Quando Luca Guadadnino dirigiu Call Me By Your Name, todo mundo ficou curioso em relação à próxima produção do cineasta. É que ele vinha preparado um remake de Suspiria, clássico do cinema italiano.
O motivo de todo esse interesse dentre tantos remakes? São dois filmes bem diferentes: Me Chame Pelo Seu Nome, além de ser uma história original, vem marcado pela melancolia e pela descoberta do amor em um verão na Itália, tendo como protagonistas dois rapazes de férias.
Já em Suspiria, quem dá o tom é o obscurantismo da história de uma bailarina que sonha em estudar em uma das mais conceituadas escolas de artes da Alemanha. Chegando lá, uma das alunas é encontrada morta com requintes de crueldade – um aperitivo dos eventos macabros desencadeados após a chegada dessa forasteira.
Pois é justamente embalado por essa vibe de trevas e escuridão que, prestes a estrear o longa no Festival de Cinema de Veneza, Guadagnino lança esta nova produção. Em entrevista ao Hollywood Reporter, o diretor disse que seu objetivo não é bem atrair aprovação absoluta do público à produção, mas produzir o que há mais mais aterrorizante possível. Uau.
“Espero que este filme pareça uma experiência implacável, capaz de penetrar profundamente sua pele, rumo à sua espinha dorsal. Quero que o filme seja a experiência mais perturbadora que você possa ter. É sobre estar imerso em um mundo de turbulência e escuridão intransigente.”
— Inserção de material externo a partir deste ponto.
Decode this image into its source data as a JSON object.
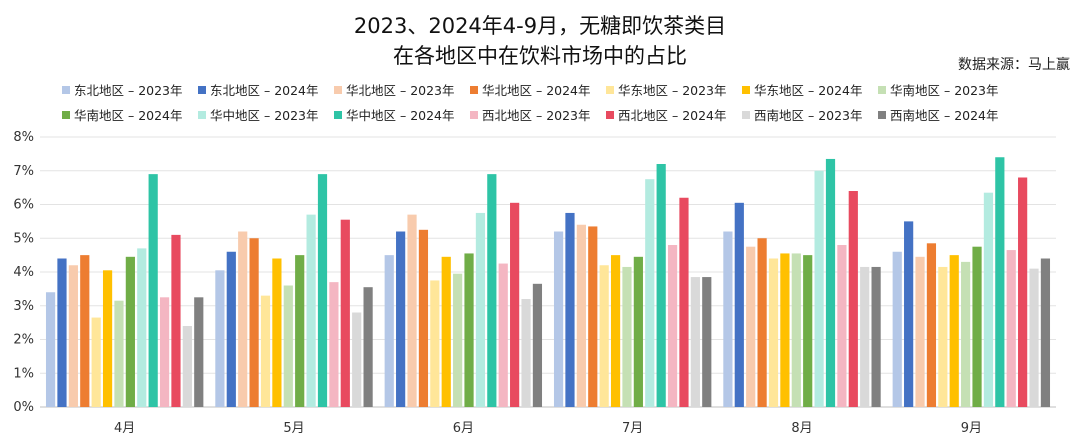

Cheia de metáforas, a narrativa deve vir ainda cheia de conexões com a bruxaria e com o poderio feminino! Espia só o que ele também disse:
“Acho essa convenção de bruxas algo muito relacionado ao conceito de solidariedade. Se tomarmos o sentido histórico do termo feitiçaria, esta surgiu com a idéia de voltar o poder para as mulheres, destacar o poder da mulher como uma deusa, mas foi pervertido pela história oficial e pelas religiões oficiais como uma espécie de barganha com o diabo. A bruxaria em que estou interessado tem muito a ver com o que, psicanaliticamente, é chamado de conceito da mãe terrível, que você também pode ver em algumas religiões, particularmente na deusa Kali.”
E para quem é fã de uma boa paleta de cores, Suspiria não deixará a desejar:
“Acho que Suspiria é extremamente rico em cores, exceto em alguns takes, que buscamos fazer um efeito diferente. Tem algo de expressionista em decodificar o terror, algo que foi inspirado no trabalho de Mario Bava (diretor italiano)”.
Ficou ansioso? Anota aí: com Dakota Johnson, Chloe Grace Moretz, Mia Goth e Jessica Harper, o filme estreia nos cinemas em 26 de outubro deste ano.